Le karakouz est le genre le plus ancien: il fut probablement introduit dans le pays à l’époque ottomane (à partir des années 1570) et d’après le témoignage de divers voyageurs, les pièces d’ombres étaient courantes en Tunisie au début du XIXe siècle. Vers 1820, elles étaient, pour la plupart, présentées en turc mais, à mesure que la présence française s’affermissait et supplantait l’influence ottomane, les pièces furent données en arabe dialectal de Tunisie. Toutefois, les conditions n’étaient pas très favorables car les pièces ne pouvaient être représentées que pendant le ramadan.
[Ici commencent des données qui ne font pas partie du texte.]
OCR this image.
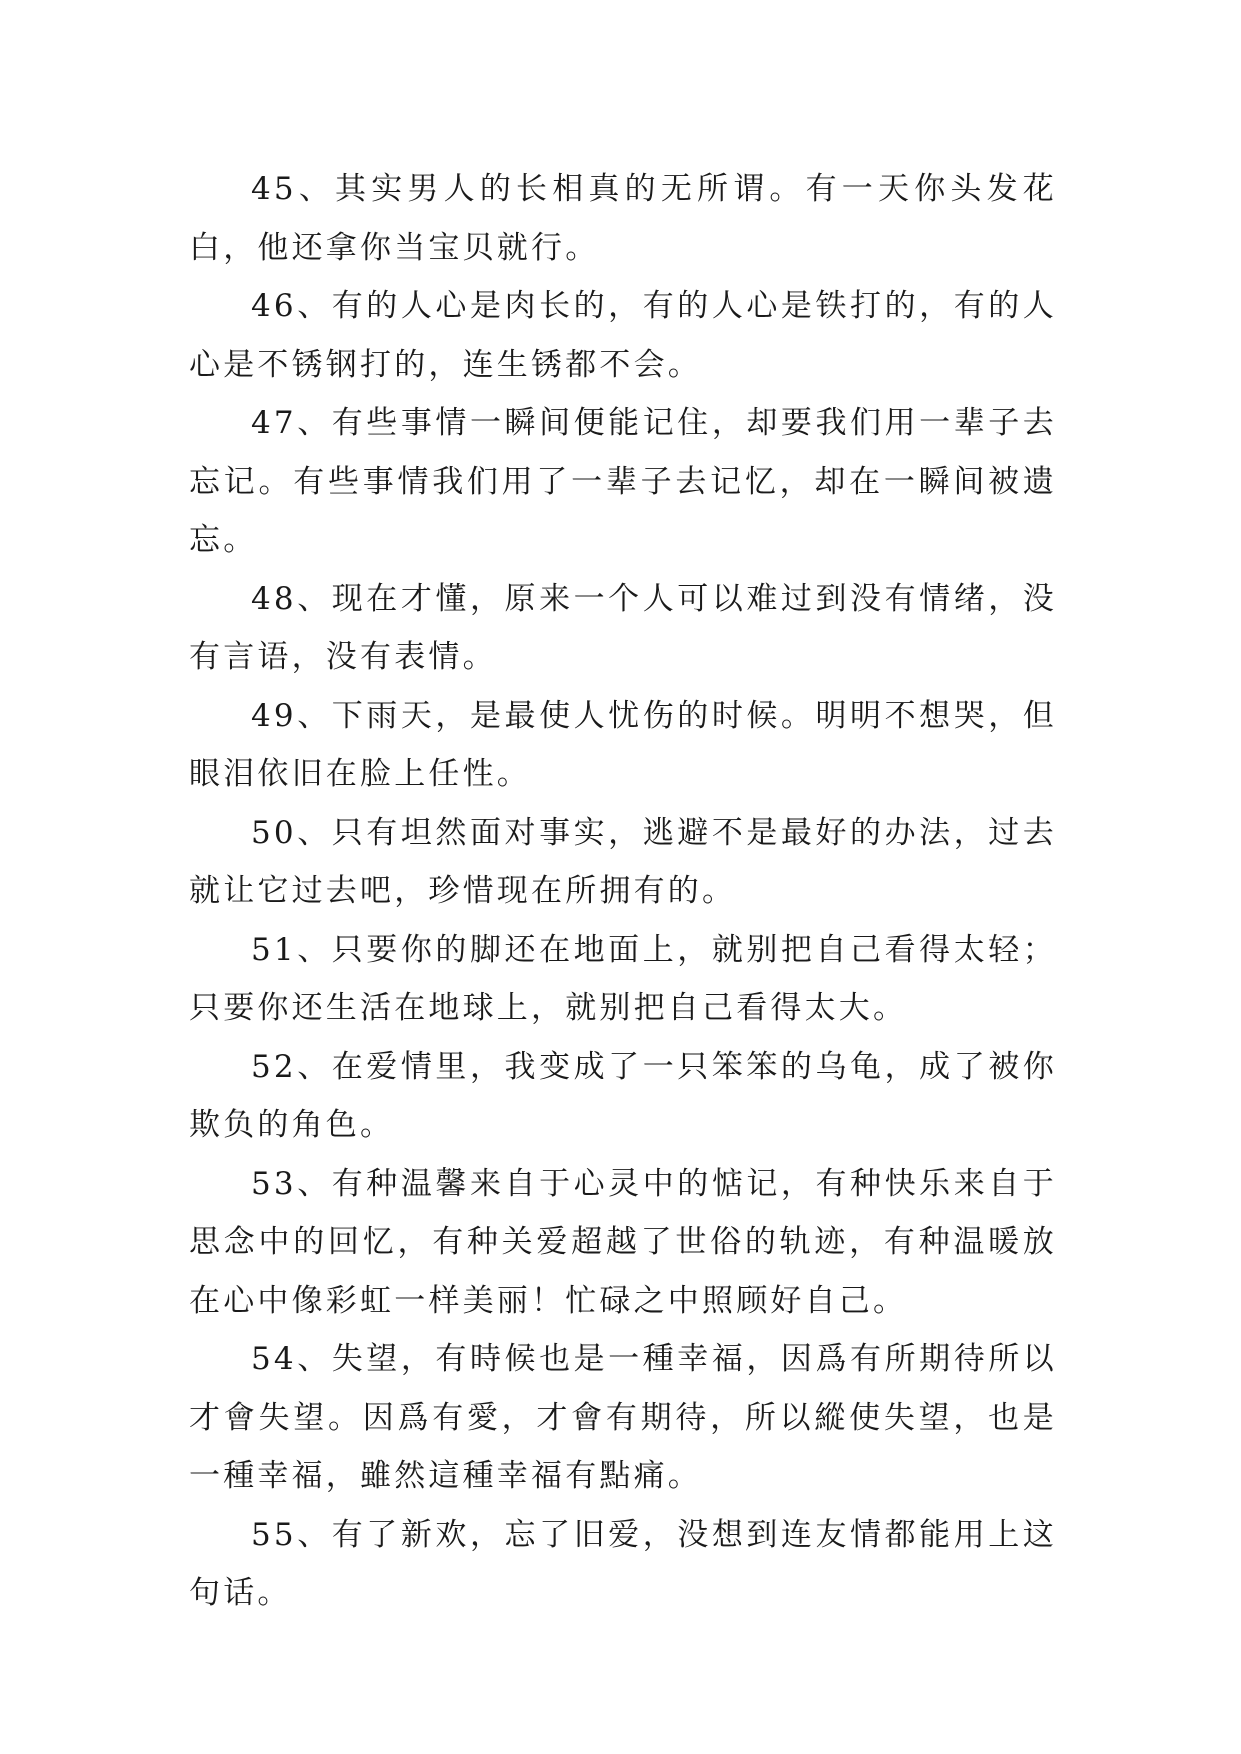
45、其实男人的长相真的无所谓。有一天你头发花白，他还拿你当宝贝就行。

46、有的人心是肉长的，有的人心是铁打的，有的人心是不锈钢打的，连生锈都不会。

47、有些事情一瞬间便能记住，却要我们用一辈子去忘记。有些事情我们用了一辈子去记忆，却在一瞬间被遗忘。

48、现在才懂，原来一个人可以难过到没有情绪，没有言语，没有表情。

49、下雨天，是最使人忧伤的时候。明明不想哭，但眼泪依旧在脸上任性。

50、只有坦然面对事实，逃避不是最好的办法，过去就让它过去吧，珍惜现在所拥有的。

51、只要你的脚还在地面上，就别把自己看得太轻；只要你还生活在地球上，就别把自己看得太大。

52、在爱情里，我变成了一只笨笨的乌龟，成了被你欺负的角色。

53、有种温馨来自于心灵中的惦记，有种快乐来自于思念中的回忆，有种关爱超越了世俗的轨迹，有种温暖放在心中像彩虹一样美丽！忙碌之中照顾好自己。

54、失望，有時候也是一種幸福，因爲有所期待所以才會失望。因爲有愛，才會有期待，所以縱使失望，也是一種幸福，雖然這種幸福有點痛。

55、有了新欢，忘了旧爱，没想到连友情都能用上这句话。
Plusieurs témoignages, dont celui de Myriam Harry (1875-1958), dans les années 1910, montrent que le karakouz tunisien se présentait sous sa forme la plus grivoise, voire obscène avec son caractère phallique prononcé, au grand amusement du public, y compris des enfants: « Leurs yeux immenses sont braqués sur la toile. Elle s’éclaire et voici qu’apparaît l’ombre chinoise ou plutôt turque de ce Karagouz extravagant. Il se montre de toutes les faces, salue, frappe contre le panneau et dresse haut en l’air le mâle triomphe et la redoutable menace de son bâton de polichinelle ancien système » (Tunis la blanche, Fayard, 1910). « Sa virilité triomphait de toutes et de tous, de la gardienne du bain maure, du cuisinier, du marchand de couscous …. La nature elle-même subissait ses assauts et il abattait arbres et rochers de son membre très viril » ajoute Majid el-Housi, dans Pour une histoire du théâtre tunisien. Personne n’échappait à ses injures et sarcasmes, ni la cour beylicale, ni les fonctionnaires français. Ses boucs émissaires favoris étant les juifs, souvent caricaturés, et les « Maltais », identifiés aux chrétiens de Tunis tandis que, parmi les personnages du répertoire les plus populaires, outre Karakouz et Haziwas (Hacivat en Turquie), apparaissaient Madama la « dame européenne », le fumeur de kif du café maure, le vendeur de gâteaux Quandil, « dont le seul souci est de se faire appeler hadj (pélerin de La Mecque) », « le Marocain », le rustre campagnard. Ce théâtre très populaire avait son centre à Tunis au quartier Bab Souika Alfaouine, dans un magasin ou un café aménagé pour l’occasion, mais tout comme en Algérie, les autorités françaises l’interdirent souvent, y compris pendant le ramadan, et la fermeture des lieux de divertissement entrainait alors le développement de spectacles clandestins (voir Algérie).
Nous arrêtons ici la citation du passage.